When downloading the log file from within Log & Report, the file name indicates the log type and the device on which it is stored, as well as the date, time, and a unique id for that log.
This name is in the format <logtype> - <logdevice> - <date> T <time> . <id>.log.
For example, AntiVirusLog-disk-2012-09-13T11_07_57.922495.log.
Below, each of the different log files are explained. Traffic and Event logs come in multiple types, but all contain the base type such as ‘Event’ in the filename.
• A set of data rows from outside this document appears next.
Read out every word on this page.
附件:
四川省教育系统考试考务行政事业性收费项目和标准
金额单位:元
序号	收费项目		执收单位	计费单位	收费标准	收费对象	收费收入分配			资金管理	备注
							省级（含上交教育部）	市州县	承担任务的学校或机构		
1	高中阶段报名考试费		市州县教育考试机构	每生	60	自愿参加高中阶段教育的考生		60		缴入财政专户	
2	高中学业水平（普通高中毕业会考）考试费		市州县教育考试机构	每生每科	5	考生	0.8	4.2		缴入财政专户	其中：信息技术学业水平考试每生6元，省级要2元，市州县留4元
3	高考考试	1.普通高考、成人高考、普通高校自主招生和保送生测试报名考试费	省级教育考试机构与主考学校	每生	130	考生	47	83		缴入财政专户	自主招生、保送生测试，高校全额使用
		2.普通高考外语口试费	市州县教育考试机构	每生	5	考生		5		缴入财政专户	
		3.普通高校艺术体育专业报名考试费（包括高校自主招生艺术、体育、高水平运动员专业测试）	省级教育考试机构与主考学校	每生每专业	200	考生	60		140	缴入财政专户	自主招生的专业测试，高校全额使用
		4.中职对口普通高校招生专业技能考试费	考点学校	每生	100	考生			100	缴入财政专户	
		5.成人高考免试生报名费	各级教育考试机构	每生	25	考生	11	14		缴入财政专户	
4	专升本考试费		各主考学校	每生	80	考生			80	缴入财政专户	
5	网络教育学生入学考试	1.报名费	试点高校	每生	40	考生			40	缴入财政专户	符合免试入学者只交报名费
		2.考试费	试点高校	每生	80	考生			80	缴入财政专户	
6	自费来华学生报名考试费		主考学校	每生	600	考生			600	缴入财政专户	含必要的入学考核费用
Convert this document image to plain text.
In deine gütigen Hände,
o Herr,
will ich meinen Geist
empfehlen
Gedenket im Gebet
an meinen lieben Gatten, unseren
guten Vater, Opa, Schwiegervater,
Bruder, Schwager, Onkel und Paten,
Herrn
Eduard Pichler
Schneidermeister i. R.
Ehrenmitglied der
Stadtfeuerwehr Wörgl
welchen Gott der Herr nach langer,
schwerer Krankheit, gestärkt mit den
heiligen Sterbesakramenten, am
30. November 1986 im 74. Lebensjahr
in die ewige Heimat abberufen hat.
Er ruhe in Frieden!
Table 82: Log Types based on network traffic
Log Type
Description
Traffic
The traffic logs records all traffic to and through the FortiGate interface. Different categories monitor different kinds of traffic, whether it be external, internal, or multicast.
Event
The event logs record management and activity events within the device in particular areas: System, Router, VPN, User, WAN, and WiFi. For example, when an administrator logs in or logs out of the web‑based manager, it is logged both in System and in User events.
Antivirus
The antivirus log records virus incidents in Web, FTP, and email traffic.
Web Filter
The web filter log records HTTP FortiGate log rating errors including web content blocking actions that the FortiGate unit performs.
Intrusion
The intrusion log records attacks that are detected and prevented by the FortiGate unit.
Email Filter
The email filter log records blocking of email address patterns and content in SMTP, IMAP, and POP3 traffic.
Vulnerability Scan
The Vulnerability Scan (Netscan) log records vulnerabilities found during the scanning of the network.
Data Leak Prevention
The Data Leak Prevention log records log data that is considered sensitive and that should not be made public. This log also records data that a company does not want entering their network.
VoIP
The VoIP log records VoIP traffic and messages. It only appears if VoIP is enabled on the Administrator Settings page.